"Anscheinend waren in der Vergangenheit die Informationen über die Arbeit der sogenannten Expertenkommission zur Verwaltungs- und Gebietsreform so falsch nicht, die immer wieder in der Presse zu lesen waren", reagiert der Thüringer FDP Innen-Experte Dirk Bergner auf aktuelle Zeitungsberichte, wonach Mindestgemeindegrößen von 12.500 Einwohnern und "Landkreise ohne jeden Regionalbezug" gefordert werden. Entgegen aller Dementi zeige sich, dass der zur Expertenkommission ins Leben gerufene Beirat von Anfang an offensichtlich nur eine Alibi-Funktion erfüllen solle.
"Dass niemand Geringeres als die Ministerpräsidentin bei ähnlichen Vorabinformationen vehement bestritten hat, dass es aus der Kommission Informationen an die Presse gegeben hat, wirft für mich die Frage auf, ob sie schlecht informiert war oder absichtlich die Unwahrheit gesagt hat. Beides wäre fatal", zeigt sich Bergner, der für die Liberalen an den Beiratssitzungen teilgenommen hatte, verärgert. Auch jetzt setze die Kommission diesen schlechten Stil fort. "Weder im Beirat noch im Innenausschuss haben es die Landesregierung oder der Chef der Expertenkommission für geboten gehalten, auch nur zu informieren, wenn man schon einer inhaltlichen Diskussion ausweicht.
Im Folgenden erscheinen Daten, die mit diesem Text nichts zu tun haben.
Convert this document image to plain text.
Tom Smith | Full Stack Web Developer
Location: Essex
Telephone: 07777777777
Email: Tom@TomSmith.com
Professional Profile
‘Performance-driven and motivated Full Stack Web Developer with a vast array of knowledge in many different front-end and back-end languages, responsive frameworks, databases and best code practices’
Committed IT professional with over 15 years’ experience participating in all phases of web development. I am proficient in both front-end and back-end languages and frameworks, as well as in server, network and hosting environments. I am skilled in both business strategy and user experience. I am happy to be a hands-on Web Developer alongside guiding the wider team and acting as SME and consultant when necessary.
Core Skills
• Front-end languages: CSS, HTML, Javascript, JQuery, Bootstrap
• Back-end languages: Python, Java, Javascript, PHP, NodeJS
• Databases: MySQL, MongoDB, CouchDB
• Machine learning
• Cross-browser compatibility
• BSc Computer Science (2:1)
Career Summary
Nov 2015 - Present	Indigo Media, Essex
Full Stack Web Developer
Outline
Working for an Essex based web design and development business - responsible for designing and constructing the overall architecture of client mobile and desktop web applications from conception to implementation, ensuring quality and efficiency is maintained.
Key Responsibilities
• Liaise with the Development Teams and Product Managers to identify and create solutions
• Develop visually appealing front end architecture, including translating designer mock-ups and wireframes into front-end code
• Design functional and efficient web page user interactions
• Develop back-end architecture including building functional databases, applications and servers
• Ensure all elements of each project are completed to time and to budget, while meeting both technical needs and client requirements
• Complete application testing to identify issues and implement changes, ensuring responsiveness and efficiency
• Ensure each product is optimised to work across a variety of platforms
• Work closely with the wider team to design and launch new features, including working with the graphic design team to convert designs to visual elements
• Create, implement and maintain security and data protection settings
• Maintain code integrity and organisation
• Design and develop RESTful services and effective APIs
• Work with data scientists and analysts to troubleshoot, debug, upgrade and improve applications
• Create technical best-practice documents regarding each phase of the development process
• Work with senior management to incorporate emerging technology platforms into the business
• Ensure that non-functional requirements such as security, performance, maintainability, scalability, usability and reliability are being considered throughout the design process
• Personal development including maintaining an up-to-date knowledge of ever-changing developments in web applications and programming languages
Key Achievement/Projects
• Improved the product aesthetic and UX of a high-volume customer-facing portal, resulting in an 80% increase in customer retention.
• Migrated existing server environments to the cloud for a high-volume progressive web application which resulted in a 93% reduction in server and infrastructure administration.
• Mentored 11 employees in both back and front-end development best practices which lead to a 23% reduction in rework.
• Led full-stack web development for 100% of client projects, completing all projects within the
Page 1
Das ist bemerkenswert für eine Kommission, die die Ministerpräsidentin immerhin selbst berufen hat." Vertrauen, so der FDP-Landtagsabgeordnete weiter, baue man anders auf: "Mir drängt sich immer stärker der Verdacht auf, dass es von Anfang an nur Theaterdonner war."
Inhaltlich sei das, was man in der Zeitung lesen müsse, geprägt von "Schreibtischtätern, die vom ländlichen Raum in Thüringen keine Ahnung haben", ist der 48-Jährige überzeugt. "Landkreise, die von Schkölen bis Probstzella oder von Lucka bis Schlegel reichen, haben mit regionaler Identität und Bürgernähe nichts mehr zu tun", sagt der Liberale. Wahrscheinlich habe keiner der Damen und Herren eine solche Strecke mal selbst im Winter mit dem Auto zurückgelegt, geschweige denn mit öffentlichen Verkehrsmitteln. Auch die "Luftschlösser bei Gemeindegrößen" zeigten, dass die Verfasser den ländlichen Raum nicht kennen könnten, so Bergner, der in der Stadt Hohenleuben ehrenamtlicher Bürgermeister ist: "Diese Unkenntnis ist auch kein Wunder, bei uns sind sie jedenfalls nicht gewesen, um sich sachkundig zu machen, und bis jetzt habe ich keine kleine Gemeinde gefunden, wo das der Fall gewesen wäre." Besonders problematisch ist in den Augen der Liberalen, dass noch nicht mal im Ansatz belastbare Kosteinsparungen nachgewiesen werden. "Da wird von den östlichen Nachbarländern geschwafelt und schlicht unter den Tisch gewischt, dass selbst in der Friedrich-Ebert-Stiftung sächsische Sozialdemokraten berichtet haben, dass sich die Anschubfinanzierung für die dortige Gebietsreform auf 500 Millionen Euro beläuft, ohne zu wissen, ob und wann sich das rentiert."
Wer einen derartigen Dolchstoß gegen kommunale Selbstverwaltung plane, müsse doch wenigstens Gewissheit liefern, dass dem massiven Verlust an Demokratie vor Ort und Bürgernähe Einsparungen in Größenordnungen entgegen stehen, betont der FDP-Kommunalexperte. Für Bergner drängt sich ein bitteres Fazit aus der Mitarbeit im Beirat auf: "Keine der jetzt in der Presse veröffentlichten Kernthesen wurde auch nur annähernd ernsthaft im Beirat diskutiert. Das heißt in meinen Augen, außer Spesen nichts gewesen."